OTT Eks Direktur Penindakan dan Penyidikan Bea Cukai, KPK Sita Miliaran Rupiah dan Emas 3 Kg
JAKARTA, investortrust.id - Tim satgas Komisi Pemberantasan Korupsi (KPK) menangkap mantan Direktur Penyidikan dan Penindakan Direktorat Jenderal Bea dan Cukai Kementerian Keuangan (Kemenkeu) Rizal dalam Operasi Tangkap Tangan (OTT) yang digelar di Jakarta dan Lampung, Rabu (4/2/2026).
Dalam OTT tersebut, KPK turut menyita sejumlah barang bukti. Beberapa di antaranya, tunai miliaran rupiah dan emas batangan seberat 3 kilogram.
Baca Juga
KPK Sita Rp 1 Miliar dalam OTT Kepala KPP Banjarmasin, Diduga Terkait Suap Restitusi PPN
“Untuk barang bukti ada uang tunai, baik rupiah maupun mata uang asing senilai miliaran rupiah. Selain itu ada logam mulia, mungkin sekitar 3 kg,” ujar jubir KPK Budi Prasetyo di Gedung Merah Putih KPK, Jakarta Selatan, Rabu (4/2/2026).

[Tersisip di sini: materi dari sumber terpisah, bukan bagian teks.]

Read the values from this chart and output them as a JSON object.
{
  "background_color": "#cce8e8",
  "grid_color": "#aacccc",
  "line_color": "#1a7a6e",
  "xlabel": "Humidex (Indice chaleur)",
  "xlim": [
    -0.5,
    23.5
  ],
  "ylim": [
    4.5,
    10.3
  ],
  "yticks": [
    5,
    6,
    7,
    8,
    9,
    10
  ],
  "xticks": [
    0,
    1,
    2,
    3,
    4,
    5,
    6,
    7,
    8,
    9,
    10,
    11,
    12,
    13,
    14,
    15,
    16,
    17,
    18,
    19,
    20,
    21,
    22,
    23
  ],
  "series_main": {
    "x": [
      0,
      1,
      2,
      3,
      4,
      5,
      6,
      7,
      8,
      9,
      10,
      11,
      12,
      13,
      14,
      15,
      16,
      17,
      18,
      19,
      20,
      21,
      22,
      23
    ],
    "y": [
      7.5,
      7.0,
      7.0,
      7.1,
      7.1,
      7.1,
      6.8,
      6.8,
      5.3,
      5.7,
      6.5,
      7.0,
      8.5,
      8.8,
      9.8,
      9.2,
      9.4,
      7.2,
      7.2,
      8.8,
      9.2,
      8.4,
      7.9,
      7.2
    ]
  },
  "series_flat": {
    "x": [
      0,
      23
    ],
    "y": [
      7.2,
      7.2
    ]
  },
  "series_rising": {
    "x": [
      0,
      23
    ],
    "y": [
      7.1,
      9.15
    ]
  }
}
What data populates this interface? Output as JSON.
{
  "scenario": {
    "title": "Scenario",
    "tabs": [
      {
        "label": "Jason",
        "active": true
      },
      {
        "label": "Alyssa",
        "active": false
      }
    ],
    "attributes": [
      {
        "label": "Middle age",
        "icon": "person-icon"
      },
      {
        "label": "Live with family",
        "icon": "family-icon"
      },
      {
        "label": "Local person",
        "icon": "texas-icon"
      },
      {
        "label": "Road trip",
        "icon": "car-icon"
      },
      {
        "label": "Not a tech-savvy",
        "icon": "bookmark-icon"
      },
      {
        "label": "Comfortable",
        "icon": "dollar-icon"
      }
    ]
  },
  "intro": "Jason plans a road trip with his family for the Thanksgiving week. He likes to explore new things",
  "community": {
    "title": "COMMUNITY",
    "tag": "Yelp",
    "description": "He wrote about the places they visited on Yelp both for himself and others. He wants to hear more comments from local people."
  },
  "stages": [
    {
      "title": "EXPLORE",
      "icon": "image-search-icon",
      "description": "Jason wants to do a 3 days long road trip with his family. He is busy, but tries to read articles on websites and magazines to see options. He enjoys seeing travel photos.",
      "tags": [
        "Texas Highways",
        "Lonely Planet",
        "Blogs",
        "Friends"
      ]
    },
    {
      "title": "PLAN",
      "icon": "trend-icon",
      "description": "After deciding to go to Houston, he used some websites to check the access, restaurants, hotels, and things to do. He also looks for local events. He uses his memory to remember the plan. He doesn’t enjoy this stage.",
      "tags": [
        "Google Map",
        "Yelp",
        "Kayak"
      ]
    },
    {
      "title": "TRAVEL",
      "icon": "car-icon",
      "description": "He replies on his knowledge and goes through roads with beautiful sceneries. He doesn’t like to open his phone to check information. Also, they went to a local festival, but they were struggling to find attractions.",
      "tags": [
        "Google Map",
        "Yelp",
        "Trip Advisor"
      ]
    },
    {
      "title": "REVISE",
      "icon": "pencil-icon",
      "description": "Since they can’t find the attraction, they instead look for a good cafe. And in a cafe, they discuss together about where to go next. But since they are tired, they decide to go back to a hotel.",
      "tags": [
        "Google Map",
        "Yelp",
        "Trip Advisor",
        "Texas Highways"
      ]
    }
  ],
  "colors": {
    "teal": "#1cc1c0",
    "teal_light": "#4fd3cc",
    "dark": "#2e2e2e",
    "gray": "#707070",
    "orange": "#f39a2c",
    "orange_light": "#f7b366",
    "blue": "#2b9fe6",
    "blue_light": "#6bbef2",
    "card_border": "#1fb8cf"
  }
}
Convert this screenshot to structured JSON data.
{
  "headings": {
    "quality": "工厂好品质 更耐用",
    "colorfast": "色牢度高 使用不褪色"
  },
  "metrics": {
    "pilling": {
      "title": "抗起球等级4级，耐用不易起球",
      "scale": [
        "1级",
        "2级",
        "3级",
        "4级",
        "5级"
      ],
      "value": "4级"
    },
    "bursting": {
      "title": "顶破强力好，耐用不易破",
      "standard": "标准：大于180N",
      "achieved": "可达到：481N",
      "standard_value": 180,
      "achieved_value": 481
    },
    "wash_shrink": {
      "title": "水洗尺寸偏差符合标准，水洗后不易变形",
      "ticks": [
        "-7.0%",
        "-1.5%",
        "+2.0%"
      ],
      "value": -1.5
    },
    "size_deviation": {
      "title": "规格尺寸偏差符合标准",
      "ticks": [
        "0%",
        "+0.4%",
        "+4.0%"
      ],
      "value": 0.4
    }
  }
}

Uang tunai dan emas batangan itu disita lantaran diduga merupakan barang bukti transaksi suap. Budi mengungkapkan OTT ini terkait dengan kegiatan importasi di Direktorat Jenderal Bea dan Cukai Kementerian Keuangan (DJBC Kemenkeu).
“Terkait dengan beberapa barang yang masuk ke Indonesia. Detailnya barang apa saja, nanti akan kami update,” kata Budi.
Baca Juga
Selain Rizal, Budi menuturkan tim satgas KPK juga membekuk sejumlah pihak dalam OTT di Jakarta dan Lampung itu. Sebagian pihak yang ditangkap sudah tiba di Gedung Merah Putih KPK dan sebagian dalam perjalanan menuju gedung KPK.
Para pihak itu nantinya menjalani pemeriksaan intensif di markas KPK. Lembaga antikorupsi memiliki waktu 1x24 jam untuk menentukan status hukum mereka.